Memorie van antwoord - Aanpassing en vernummering van bepalingen over de defensie in de Grondwet

Inhoudsopgave van deze pagina:

1.

Tekst

Eerste Kamer der Staten-Generaal

Zitting 1982-1983 Nr. 55a

17452 (R1207)

Aanpassing en vernummering van bepalingen over de defensie in de Grondwet MEMORIE VAN ANTWOORD Ontvangen 23 december 1982

De leden van de fracties van het C.D.A. en de V.V.D. betuigden hun waardering voor het feit, dat de Minister van Defensie tijdens de mondelinge behandeling van het wetsontwerp in de Tweede Kamer heeft opgemerkt, dat er «argumenten» zijn om de krijgsmacht in de Grondwet te houden. Terecht namen zij aan dat de Minister dit namens de Regering zei. Zij kunnen erop vertrouwen dat in dit opzicht van continuïteit sprake zal zijn. Op de vraag van deze leden of de bepaling van artikel 68, eerste lid, van de Grondwet, in de volgens het wetsontwerp aangepaste vorm, aangeeft dat Koning en Ministers, gezamenlijk zijn bekleed met het oppergezag over de krijgsmacht, antwoorden wij bevestigend.
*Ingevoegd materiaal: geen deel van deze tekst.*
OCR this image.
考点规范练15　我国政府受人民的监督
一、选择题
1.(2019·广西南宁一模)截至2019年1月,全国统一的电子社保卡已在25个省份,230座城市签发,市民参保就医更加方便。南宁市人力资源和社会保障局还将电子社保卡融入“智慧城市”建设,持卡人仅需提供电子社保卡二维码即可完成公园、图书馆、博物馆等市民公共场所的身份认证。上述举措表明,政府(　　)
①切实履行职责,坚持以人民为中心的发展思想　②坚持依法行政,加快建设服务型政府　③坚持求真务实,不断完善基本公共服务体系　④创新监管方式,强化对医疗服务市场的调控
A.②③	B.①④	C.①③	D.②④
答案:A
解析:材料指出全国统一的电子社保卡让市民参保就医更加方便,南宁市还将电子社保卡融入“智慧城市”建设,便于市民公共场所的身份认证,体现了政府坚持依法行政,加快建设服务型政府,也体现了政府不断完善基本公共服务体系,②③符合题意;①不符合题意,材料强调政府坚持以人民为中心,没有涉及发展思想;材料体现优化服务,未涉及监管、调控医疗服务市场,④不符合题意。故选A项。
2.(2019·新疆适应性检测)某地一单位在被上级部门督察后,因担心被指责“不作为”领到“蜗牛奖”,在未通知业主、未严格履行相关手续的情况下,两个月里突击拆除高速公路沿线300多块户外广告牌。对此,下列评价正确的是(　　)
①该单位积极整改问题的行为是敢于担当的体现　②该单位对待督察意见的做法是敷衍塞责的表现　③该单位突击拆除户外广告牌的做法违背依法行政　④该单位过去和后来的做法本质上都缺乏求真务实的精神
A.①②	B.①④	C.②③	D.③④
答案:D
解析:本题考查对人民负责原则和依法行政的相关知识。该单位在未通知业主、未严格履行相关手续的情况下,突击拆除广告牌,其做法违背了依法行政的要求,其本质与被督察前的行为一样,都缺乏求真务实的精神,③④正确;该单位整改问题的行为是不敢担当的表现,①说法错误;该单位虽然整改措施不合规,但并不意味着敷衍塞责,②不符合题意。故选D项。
Dit volgt uit de tekst van het voorgestelde artikel, gelezen in samenhang met artikel 2.2.1 van de herziene Grondwet. Dit laatste artikel bepaalt dat de regering wordt gevormd door de Koning en de Ministers. Hieruit volgt derhalve, zo beantwoorden wij een volgende vraag van de hier aan het woord zijnde leden, dat binnen de grenzen van het constitutionele recht de Koning als deel van de Regering betrokken is bij de uitoefening van dit oppergezag. Hierbij stellen wij, met de leden van het C.D.A. en van de V.V.D., vast dat er geen twijfel over bestaat, dat er inhoudelijk tussen de bestaande en de voorgestelde tekst geen verschil bestaat in de wezenlijke betekenis, nl. dat het oppergezag berust bij de Regering. Eveneens zijn wij met de genoemde leden van mening, dat de praktijk van de relatie tussen de Koning en de krijgsmacht van bijzondere waarde is en moet worden bestendigd. Dit spreekt voor ons vanzelf, zoals het voor ons evenzeer vanzelf spreekt dat in een constitutionele parlementaire monarchie een goede relatie tussen de Koning en andere elementen van het overheidsapparaat van bijzondere waarde is. Naar aanleiding van een desbetreffende vraag van de leden van de fracties van het C.D.A. en de V.V.D. wijzen wij erop dat de gewijzigde terminologie niet tot gevolg heeft dat wijziging zou moeten worden gebracht in het eedsformulier voor leden van de krijgsmacht. Het eedsformulier is vervat in bij Koninklijk besluit vastgestelde reglementen betreffende de rechtstoestand van militairen. Deze reglementen zijn gebaseerd op artikel 12 van de Militaire Ambtenarenwet 1931. De tekst van artikel 68, eerste lid, van de Grondwet staat hierbuiten. Wij hebben niet het voornemen, in aansluiting op de aanpassing van artikel 68, een wijziging van het eedsformulier te bevorderen.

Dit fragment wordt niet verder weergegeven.